A doctor in a white coat walks past the wide open door of what I now realise is my hospital room. We briefly make eye contact; he stops cold in his tracks and practically runs to my side, while the Italian lady resumes her knitting. Without saying a word, the doctor takes my pulse, and listens to my heart with a stethoscope. He then begins taking my blood pressure, while I become very aware of all the machines beeping and flashing next to my bed. He seems so nervous I have to fight the urge to offer to take his blood pressure.
“How are you feeling?” he asks finally, trying hard to disguise his amazement while his temples sweat profusely, mocking him. “Do you know where you are?”
I open my mouth to reply, and discover I can’t actually answer that question.
“Why am I here?” I ask him, trying to disguise my mounting panic.
I’m not big on uncertainty, and not knowing why I’m in hospital. Hence the mounting panic.
“You don’t remember anything?” asks the doctor in a high pitched tone, at this point giving away the fact that he has either little medical experience or little experience speaking to humans who are not big on uncertainty. Before I can let him know just how little I think of him and his abilities as a doctor, the three of them enter the room, and rush to my side, nearly shoving the young doctor into the beeping, flashing machinery.
She holds my hand, her wide eyes welling up with tears. The two men stand behind her, at a reasonable distance from each other.
“Are you alright?” She asks me, touching my cheek. Her grip on my hand is so tight I can almost hear my bones pleading for mercy.
“I’m fine,” I tell her. “Really, I am. I’m just trying to figure out what’s going on.”
The fact that I don’t know what’s happening comes as an obvious shock to them, because they all immediately put some distance between themselves and my bed. “You don’t remember anything at all?” asks Nowhere Man. I helplessly shake my head. She buries her head in This Charming Man’s shoulder and proceeds to sob uncontrollably. Nowhere Man shoots the dirtiest of looks at This Charming Man.

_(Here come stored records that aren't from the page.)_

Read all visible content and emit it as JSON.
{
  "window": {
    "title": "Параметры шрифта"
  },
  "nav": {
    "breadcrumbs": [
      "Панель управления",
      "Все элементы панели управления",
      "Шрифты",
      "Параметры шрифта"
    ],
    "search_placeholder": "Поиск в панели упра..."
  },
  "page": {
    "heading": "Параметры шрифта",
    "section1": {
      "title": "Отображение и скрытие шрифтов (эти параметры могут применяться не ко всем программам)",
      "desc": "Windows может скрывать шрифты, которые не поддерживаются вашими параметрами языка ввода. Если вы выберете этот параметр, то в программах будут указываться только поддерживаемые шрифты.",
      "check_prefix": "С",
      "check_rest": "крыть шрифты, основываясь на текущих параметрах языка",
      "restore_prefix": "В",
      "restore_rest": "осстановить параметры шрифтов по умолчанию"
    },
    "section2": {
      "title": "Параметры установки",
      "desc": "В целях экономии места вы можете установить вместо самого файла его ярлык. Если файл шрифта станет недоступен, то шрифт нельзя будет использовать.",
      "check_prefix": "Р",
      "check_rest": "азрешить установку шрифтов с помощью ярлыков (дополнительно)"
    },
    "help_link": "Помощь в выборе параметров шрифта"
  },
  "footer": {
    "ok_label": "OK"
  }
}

“Could you please tell me why I’m here?” I ask, trying to bring everybody’s attention back to what really matters at the moment.

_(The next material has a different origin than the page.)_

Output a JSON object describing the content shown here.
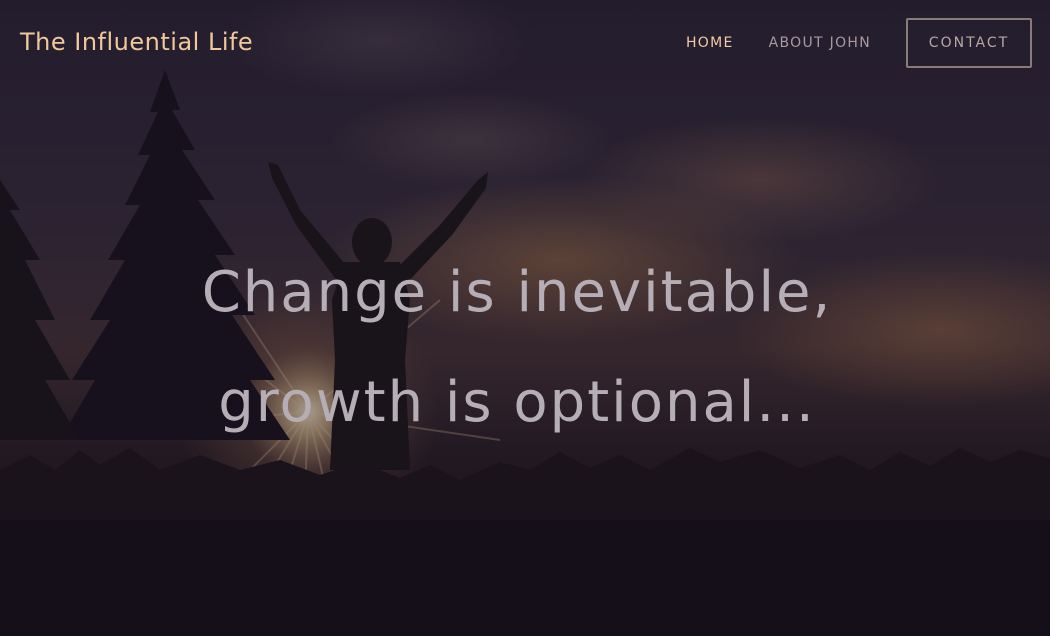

Carefully and gingerly, Nowhere Man sits next to me and respectfully holds my hand. His palms are cold, and so dry they almost feel slippery, but it doesn’t bother me. I can always count on him for factual information and a rational explanation, with a side of authority and respect. At this point I’m hoping to God he won’t disappoint me.
“You were out for a very long time.”
“How long?” I ask him.
“Months,” She sobs, her voice muffled by This Charming Man’s expensive cashmere coat. “We weren’t even sure you were ever coming back.”

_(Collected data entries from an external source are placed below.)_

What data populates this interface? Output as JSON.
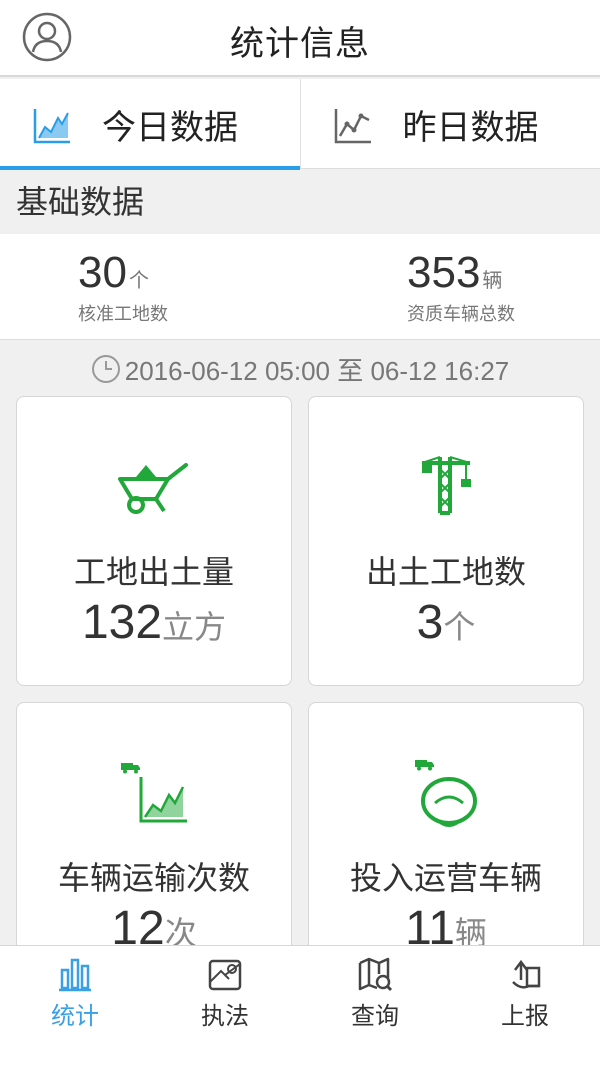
{
  "header": {
    "title": "统计信息"
  },
  "tabs": [
    {
      "label": "今日数据",
      "active": true
    },
    {
      "label": "昨日数据",
      "active": false
    }
  ],
  "section": {
    "title": "基础数据"
  },
  "basic_stats": [
    {
      "value": "30",
      "unit": "个",
      "label": "核准工地数"
    },
    {
      "value": "353",
      "unit": "辆",
      "label": "资质车辆总数"
    }
  ],
  "time_range": {
    "text": "2016-06-12 05:00 至 06-12 16:27"
  },
  "cards": [
    {
      "title": "工地出土量",
      "value": "132",
      "unit": "立方",
      "icon": "wheelbarrow-icon"
    },
    {
      "title": "出土工地数",
      "value": "3",
      "unit": "个",
      "icon": "tower-crane-icon"
    },
    {
      "title": "车辆运输次数",
      "value": "12",
      "unit": "次",
      "icon": "truck-chart-icon"
    },
    {
      "title": "投入运营车辆",
      "value": "11",
      "unit": "辆",
      "icon": "truck-steering-icon"
    }
  ],
  "bottom_nav": [
    {
      "label": "统计",
      "icon": "bar-chart-icon",
      "active": true
    },
    {
      "label": "执法",
      "icon": "map-icon",
      "active": false
    },
    {
      "label": "查询",
      "icon": "map-search-icon",
      "active": false
    },
    {
      "label": "上报",
      "icon": "report-icon",
      "active": false
    }
  ],
  "colors": {
    "accent": "#2a9de8",
    "icon_green": "#22a83a",
    "nav_active": "#3aa0e6"
  }
}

“But she’s back,” says the Italian lady all of a sudden, still knitting by my side. “And she’s sticking around this time. Isn’t that right?”
She makes her question sound every bit as menacing as it is reassuring.
“You don’t know that,” says This Charming Man, miserably failing to hide his disdain. The Italian lady looks at him square in the eye in disagreement, and he decides the smartest course of action is silence.
But she’s right. I am back. And I am sticking around this time.